I will make four random points in this unusual bullet-point movie review:
1. Sardar Udham takes me back to Dunkirk, Nolan’s 2017 period war film, though set on a completely different piece of history. Dunkirk had eight Oscar nominations and won three (editing, sound design and sound mixing) and missed out on production design and cinematography. Sardar Udham scores very high in all the technical departments particularly production design (Dmitry Malich and Mansi Dhruv Mehta ensured not a single note was out of place), cinematography (the brilliant Avik Mukhopadhyay makes each frame count), background score (Shantanu Moitra’s score blends into the narrative and never out shouts the premise), costume design (Veera Kapur Ee introduces a sartorial style to the men without losing the period aspect of the film), original screenplay (the formatting of the screenplay on alternating between current day London and backstory in Punjab is riveting). And finally, Sircar as the filmmaker goes even beyond his best till date- Madras Cafe in portraying an authentic period drama.

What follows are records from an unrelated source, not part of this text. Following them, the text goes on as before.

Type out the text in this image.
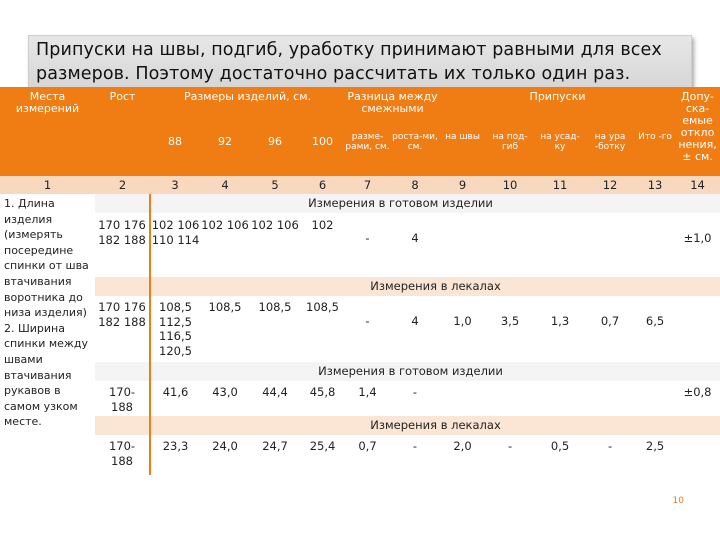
Припуски на швы, подгиб, уработку принимают равными для всех размеров. Поэтому достаточно рассчитать их только один раз.
Места измерений	Рост	Размеры изделий, см.				Разница между смежными		Припуски					Допу-ска-емые откло нения, ± см.
		88	92	96	100	разме-рами, см.	роста-ми, см.	на швы	на под-гиб	на усад-ку	на ура -ботку	Ито -го	
1	2	3	4	5	6	7	8	9	10	11	12	13	14
1. Длина изделия (измерять посередине спинки от шва втачивания воротника до низа изделия) 2. Ширина спинки между швами втачивания рукавов в самом узком месте.		Измерения в готовом изделии											
	170 176 182 188	102 106 110 114	102 106	102 106	102	-	4						±1,0
		Измерения в лекалах											
	170 176 182 188	108,5 112,5 116,5 120,5	108,5	108,5	108,5	-	4	1,0	3,5	1,3	0,7	6,5	
		Измерения в готовом изделии											
	170-188	41,6	43,0	44,4	45,8	1,4	-						±0,8
		Измерения в лекалах											
	170-188	23,3	24,0	24,7	25,4	0,7	-	2,0	-	0,5	-	2,5	
10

2. Udham Singh’s story needed to be told to a larger audience. His heroics were never documented properly and appeared as disjointed pieces of information. It needs conviction of a good filmmaker to first choose a story as unusual as this, meticulous research to create a cohesive narrative on the lesser-known revolutionary and project the world of 1920s-1940s in a spectacular way. Sardar Udham also will be known as the first film on India’s freedom struggle which is not unnecessarily jingoistic, doesn’t ride on loud dialogues or makes Britishers speak in funny Hindi accents. Thanks for keeping it layered yet real, Shoojit. India should be proud to have finally made a biopic and not a typical hagiography we are used to.
3. This review finally comes to Vicky Kaushal, the soul of the film. The actor by now has an enviable body of work now from Masaan to Raazi to Manmarziyaan to URI: The Surgical Strike and now to Sardar Udham. His continuous work on his craft, choice of his films and surrendering himself to the director’s vision are some reasons why he has reached the top today. In a conversation with me prior to the release of the film, he had mentioned how he immersed himself completely to being Udham Singh with the hope of being guided by Shoojit (da). In Sardar Udham, he has hardly spoken, most of his scenes have no dialogues but his silent frames have spoken louder than any words. His facial expressions are consistent, depicts the pain the character is experiencing and the steely determination and purpose of his action. Irrfan Khan, who was Sircar’s original choice for the lead would have essayed the role with his trademark panache, but currently we can’t think of anyone but Vicky Kaushal as Udham Singh. Am sure, even Irrfan would be delighted with this performance.
4. How can a review look like cheerleading? So, I end with a comment on my only discomfort with the film. The length of the Jallianwala Bagh sequence is just too long and stands out oddly in an otherwise crisply edited film. Just having 3-4 minutes edited from that segment would have made the film tighter without losing any essence of the message.
Overall, Sardar Udham is one of the finest feature films made in India in a long time. And if we can create content like this winning an Academy Award is not far away.